Some years ago Main Street was declared dead, but those doomsayers need to visit New Jersey. From north to south, in all the 21 counties, Main Street is flourishing. I've visited Main Streets in 178 cities, in 14 countries, and counting. What I learned is that WE and Main Street are intertwined and interdependent. Our lives are linked in an infinite number of ways.
Sunday, September 14, 2014
People Matter
People Matter: The Human Impacts of Planned Development, a global symposium held at MIT this weekend, was a welcome conversation held on the 50th anniversary of the publication of Marc Fried's landmark paper, "Grieving for a lost home." Fried's paper had a major influence on my work. It was the basis for my argument that place attachment was a fundamental psychological process linking people to their near environment, and that the disruption of that connection could lead to the psychiatric illness, nostalgia. The fifty years of work since Fried and others demonstrated that people suffer when they lose their homes has brought extensive corroboration of those observations, but no let-up in the pace of displacement, and all the psychiatric and medical complications that follow.
This has serious implications for the future. The UN predicts that we will build 900 billion square feet in the next 15 years. As Don Chen of the Ford Foundation put it, 60% of the built environment we will have in 2030 has not yet been built. That building will move people one way or another. We urgently need this discussion of the implications for human communities, which are fragile and do not tolerate moving very well. It's all well and good to proclaim that people are "resilient," but in fact, they really prosper in communities that are swathed in generations of connection to the land. Generations means decades -- time -- in place. That can't be bought or manufactured -- it has to be lived, together with other people, and in light of the intricacies and particularities of place.
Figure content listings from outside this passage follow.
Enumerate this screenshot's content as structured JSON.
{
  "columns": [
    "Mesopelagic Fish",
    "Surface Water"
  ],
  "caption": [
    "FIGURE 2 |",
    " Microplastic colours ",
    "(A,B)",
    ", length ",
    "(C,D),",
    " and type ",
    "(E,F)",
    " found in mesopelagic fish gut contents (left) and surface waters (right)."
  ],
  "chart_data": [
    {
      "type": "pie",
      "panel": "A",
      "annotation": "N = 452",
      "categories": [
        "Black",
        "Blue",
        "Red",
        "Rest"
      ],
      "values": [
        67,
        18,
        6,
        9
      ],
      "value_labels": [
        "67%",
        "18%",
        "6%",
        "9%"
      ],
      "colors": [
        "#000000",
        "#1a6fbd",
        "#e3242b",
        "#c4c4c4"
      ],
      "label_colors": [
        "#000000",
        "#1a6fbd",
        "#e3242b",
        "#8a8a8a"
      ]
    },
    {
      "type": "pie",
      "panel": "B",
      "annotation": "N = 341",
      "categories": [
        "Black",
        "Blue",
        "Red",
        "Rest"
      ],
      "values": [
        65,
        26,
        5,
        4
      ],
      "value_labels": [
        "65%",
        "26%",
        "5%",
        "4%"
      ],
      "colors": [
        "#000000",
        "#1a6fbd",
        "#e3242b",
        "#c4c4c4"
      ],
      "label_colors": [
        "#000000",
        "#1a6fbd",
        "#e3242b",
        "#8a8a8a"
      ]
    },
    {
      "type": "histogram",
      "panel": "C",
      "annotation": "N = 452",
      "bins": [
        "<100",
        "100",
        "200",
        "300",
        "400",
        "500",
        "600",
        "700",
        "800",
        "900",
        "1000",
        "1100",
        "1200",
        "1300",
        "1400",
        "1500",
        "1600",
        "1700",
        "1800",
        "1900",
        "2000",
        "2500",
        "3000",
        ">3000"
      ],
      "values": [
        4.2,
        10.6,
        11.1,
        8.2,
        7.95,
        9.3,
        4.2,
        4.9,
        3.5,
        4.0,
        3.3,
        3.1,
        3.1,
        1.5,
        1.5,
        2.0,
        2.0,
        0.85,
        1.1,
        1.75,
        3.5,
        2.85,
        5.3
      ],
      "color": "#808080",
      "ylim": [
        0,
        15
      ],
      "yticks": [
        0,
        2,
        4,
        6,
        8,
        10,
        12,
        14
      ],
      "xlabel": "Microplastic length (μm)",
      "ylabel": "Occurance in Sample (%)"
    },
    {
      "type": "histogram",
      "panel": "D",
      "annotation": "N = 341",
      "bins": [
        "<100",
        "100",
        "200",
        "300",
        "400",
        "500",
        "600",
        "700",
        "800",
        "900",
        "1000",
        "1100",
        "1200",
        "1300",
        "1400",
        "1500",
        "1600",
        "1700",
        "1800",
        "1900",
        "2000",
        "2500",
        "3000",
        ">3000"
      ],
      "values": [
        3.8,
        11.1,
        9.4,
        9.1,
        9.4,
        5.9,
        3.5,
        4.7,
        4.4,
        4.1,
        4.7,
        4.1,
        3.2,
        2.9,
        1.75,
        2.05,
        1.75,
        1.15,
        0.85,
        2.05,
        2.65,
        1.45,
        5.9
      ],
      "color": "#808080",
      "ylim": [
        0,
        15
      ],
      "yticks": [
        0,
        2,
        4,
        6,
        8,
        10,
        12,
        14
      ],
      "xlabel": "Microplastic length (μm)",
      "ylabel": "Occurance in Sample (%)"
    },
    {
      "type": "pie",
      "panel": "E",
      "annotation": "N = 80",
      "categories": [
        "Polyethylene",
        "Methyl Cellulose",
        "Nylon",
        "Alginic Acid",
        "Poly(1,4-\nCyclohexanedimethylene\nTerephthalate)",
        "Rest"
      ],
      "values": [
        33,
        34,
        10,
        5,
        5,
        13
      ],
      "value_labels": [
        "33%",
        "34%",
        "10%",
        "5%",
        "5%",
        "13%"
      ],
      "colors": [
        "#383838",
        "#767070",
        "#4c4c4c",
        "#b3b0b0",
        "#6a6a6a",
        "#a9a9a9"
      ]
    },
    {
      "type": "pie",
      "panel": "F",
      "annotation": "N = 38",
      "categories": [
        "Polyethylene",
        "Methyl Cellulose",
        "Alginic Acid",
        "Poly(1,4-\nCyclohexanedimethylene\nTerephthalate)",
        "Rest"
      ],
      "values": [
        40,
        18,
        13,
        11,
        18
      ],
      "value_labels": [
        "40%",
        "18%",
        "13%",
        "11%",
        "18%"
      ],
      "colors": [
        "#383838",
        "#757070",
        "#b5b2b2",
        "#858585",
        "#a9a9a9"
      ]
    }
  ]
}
Given such massive shifts as global warming and massive construction, we need an equally massive interdisciplinary conversation, based on a real respect for ecology. Dr. Martin Luther King Jr. taught us about the "interrelated nature of reality" which means that "I can't be what I ought to be unless you are what you ought to be." We have a lot of homework to do to really master this lesson and to bring every profession, every religion, every community, every person into this ecological conversation for the 21st century.